As regular CFZ-watchers will know, for some time Corinna has been doing a column for Animals & Men and a regular segment on On The Track... particularly about out-of-place birds and rare vagrants. There seem to be more and more bird stories from all over the world hitting the news these days so, to make room for them all - and to give them all equal and worthy coverage - she has set up this new blog to cover all things feathery and Fortean.

Monday, 20 August 2018

Abandoned farmlands enrich bird communities



Date: August 3, 2018
Source:  Hokkaido University

Agriculture and conversion of pristine lands into urban or industrial areas have exerted immense pressure on the natural biota due to habitat destruction and fragmentation in industrialized countries around the world. But since the 1900s, farmlands have been increasingly abandoned due to the decline in domestic agriculture and, in some countries, a decline in population. This yields an opportunity for abandoned farmlands to be used as rehabilitation zones for grassland, wetland, and forest animals. However, it has so far remained unclear how valuable for sustaining specific animal communities farmlands, abandoned farmlands, and natural habitats are relative to each other.

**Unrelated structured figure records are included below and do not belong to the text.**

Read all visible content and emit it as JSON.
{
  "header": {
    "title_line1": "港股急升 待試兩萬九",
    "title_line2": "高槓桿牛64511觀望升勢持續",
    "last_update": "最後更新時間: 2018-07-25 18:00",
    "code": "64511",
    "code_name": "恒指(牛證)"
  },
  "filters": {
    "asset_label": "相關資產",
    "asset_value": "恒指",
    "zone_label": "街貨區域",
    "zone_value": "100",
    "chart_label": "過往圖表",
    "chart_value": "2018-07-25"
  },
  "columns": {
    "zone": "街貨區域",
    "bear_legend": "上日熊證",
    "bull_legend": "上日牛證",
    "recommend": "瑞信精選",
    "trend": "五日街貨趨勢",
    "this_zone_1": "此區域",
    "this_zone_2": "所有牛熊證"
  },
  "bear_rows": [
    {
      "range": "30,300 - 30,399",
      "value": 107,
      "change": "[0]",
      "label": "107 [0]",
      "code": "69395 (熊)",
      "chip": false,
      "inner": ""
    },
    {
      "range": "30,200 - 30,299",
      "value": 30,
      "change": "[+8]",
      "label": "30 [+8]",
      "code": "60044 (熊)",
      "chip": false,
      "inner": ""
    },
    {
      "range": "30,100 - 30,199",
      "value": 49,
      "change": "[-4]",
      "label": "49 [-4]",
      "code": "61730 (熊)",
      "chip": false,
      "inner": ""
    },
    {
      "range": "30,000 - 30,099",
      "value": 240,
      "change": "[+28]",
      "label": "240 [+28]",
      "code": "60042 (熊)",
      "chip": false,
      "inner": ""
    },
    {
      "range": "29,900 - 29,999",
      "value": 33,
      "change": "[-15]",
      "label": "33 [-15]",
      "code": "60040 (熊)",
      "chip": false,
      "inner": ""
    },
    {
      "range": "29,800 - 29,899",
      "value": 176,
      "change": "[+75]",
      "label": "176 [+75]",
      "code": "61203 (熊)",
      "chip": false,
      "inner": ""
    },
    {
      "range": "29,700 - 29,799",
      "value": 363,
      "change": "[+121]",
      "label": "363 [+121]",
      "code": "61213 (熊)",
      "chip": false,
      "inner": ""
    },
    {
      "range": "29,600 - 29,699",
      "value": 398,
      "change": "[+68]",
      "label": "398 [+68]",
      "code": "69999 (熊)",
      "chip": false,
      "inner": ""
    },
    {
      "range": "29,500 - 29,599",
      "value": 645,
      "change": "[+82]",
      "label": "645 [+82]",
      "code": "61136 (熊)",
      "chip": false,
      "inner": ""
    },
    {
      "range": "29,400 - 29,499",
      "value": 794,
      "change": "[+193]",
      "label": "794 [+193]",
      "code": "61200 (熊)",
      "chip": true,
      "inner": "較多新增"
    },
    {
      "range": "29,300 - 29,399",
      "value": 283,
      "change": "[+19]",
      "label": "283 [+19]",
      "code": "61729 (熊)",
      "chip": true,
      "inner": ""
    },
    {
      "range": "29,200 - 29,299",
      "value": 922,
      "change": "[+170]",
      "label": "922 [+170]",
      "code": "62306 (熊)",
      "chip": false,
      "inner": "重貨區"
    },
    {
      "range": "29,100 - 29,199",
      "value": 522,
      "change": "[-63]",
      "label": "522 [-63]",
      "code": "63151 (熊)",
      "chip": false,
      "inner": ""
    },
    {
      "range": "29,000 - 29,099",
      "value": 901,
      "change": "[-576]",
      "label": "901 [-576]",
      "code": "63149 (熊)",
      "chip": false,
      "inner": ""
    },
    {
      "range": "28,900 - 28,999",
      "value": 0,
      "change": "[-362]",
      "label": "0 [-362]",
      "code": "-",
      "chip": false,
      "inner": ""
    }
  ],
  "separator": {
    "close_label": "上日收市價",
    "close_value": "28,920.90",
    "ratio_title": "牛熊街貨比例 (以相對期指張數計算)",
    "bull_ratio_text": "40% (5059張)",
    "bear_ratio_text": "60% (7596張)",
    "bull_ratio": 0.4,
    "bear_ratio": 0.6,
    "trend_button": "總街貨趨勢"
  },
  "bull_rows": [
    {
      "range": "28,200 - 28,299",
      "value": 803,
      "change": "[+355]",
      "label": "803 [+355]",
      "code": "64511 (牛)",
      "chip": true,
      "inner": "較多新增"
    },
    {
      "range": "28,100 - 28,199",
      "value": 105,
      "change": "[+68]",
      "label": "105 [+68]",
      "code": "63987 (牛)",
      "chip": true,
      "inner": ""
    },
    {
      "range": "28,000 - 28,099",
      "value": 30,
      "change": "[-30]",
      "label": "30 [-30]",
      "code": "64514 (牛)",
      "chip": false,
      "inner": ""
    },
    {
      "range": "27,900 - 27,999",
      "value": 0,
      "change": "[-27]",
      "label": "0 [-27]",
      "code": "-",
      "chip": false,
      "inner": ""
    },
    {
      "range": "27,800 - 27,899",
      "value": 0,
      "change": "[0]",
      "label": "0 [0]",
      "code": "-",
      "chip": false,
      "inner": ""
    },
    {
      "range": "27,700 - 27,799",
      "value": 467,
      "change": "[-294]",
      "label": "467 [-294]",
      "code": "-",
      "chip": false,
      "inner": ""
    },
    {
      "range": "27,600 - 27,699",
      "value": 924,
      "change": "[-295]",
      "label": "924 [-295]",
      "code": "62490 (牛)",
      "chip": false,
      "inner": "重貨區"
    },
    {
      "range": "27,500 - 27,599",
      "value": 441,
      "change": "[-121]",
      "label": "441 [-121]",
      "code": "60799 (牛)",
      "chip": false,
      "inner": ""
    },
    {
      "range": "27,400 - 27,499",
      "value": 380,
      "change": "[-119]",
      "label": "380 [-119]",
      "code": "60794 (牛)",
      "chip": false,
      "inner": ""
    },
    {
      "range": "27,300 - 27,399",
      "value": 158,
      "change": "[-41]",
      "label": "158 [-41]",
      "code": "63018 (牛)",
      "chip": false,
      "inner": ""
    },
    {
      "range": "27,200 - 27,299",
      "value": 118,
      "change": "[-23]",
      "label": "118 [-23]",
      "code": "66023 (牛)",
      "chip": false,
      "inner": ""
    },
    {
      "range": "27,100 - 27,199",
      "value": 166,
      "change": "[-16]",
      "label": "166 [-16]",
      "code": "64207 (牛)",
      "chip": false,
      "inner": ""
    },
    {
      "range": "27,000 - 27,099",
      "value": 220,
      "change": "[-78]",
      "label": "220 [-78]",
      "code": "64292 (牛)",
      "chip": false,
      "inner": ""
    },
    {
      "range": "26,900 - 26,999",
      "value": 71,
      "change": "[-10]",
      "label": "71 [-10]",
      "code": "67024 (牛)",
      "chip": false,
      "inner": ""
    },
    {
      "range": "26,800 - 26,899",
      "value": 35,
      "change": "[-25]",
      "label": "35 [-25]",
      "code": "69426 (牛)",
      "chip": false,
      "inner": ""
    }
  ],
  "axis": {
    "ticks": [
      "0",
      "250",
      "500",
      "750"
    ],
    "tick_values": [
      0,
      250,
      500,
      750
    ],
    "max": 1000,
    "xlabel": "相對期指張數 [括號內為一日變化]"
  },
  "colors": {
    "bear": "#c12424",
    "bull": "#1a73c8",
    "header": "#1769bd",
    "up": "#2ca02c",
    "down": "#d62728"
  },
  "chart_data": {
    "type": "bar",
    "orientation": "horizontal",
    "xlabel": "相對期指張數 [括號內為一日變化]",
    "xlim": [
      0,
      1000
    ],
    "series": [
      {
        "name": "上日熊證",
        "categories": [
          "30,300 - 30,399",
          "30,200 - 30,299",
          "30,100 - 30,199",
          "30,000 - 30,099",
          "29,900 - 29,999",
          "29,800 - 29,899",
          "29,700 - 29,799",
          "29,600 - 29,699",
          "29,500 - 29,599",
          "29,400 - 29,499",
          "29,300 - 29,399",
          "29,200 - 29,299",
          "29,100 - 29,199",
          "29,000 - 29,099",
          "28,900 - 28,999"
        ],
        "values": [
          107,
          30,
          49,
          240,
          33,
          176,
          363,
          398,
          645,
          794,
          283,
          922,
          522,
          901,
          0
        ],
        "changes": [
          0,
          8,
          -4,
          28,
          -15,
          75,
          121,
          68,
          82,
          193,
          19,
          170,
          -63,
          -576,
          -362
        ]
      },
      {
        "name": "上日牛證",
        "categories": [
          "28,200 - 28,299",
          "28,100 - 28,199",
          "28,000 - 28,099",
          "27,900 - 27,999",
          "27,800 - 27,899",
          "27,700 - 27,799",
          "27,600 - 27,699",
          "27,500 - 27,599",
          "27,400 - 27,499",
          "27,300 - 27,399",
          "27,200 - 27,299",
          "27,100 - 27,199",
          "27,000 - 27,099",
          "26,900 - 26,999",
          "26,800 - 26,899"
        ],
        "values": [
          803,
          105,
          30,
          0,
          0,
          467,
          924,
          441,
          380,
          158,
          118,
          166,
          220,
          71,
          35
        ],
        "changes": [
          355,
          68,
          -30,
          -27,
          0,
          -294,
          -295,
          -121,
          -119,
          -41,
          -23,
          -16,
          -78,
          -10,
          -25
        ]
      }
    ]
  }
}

Hokkaido University's Futoshi Nakamura and his collaborators including Yuichi Yamaura of Forestry and Forest Products Research Institute, published in the journal Agriculture, Ecosystems and Environment, studied bird species distribution over an area in central Hokkaido, Japan. The group then correlated abundance and species richness of different bird communities with different degrees of farmland abandonment and the landscape structure. Mapped back onto the landscape of the known composition, this allowed them to evaluate the potential to conserve different bird communities if existing farmlands in a given area were to be abandoned.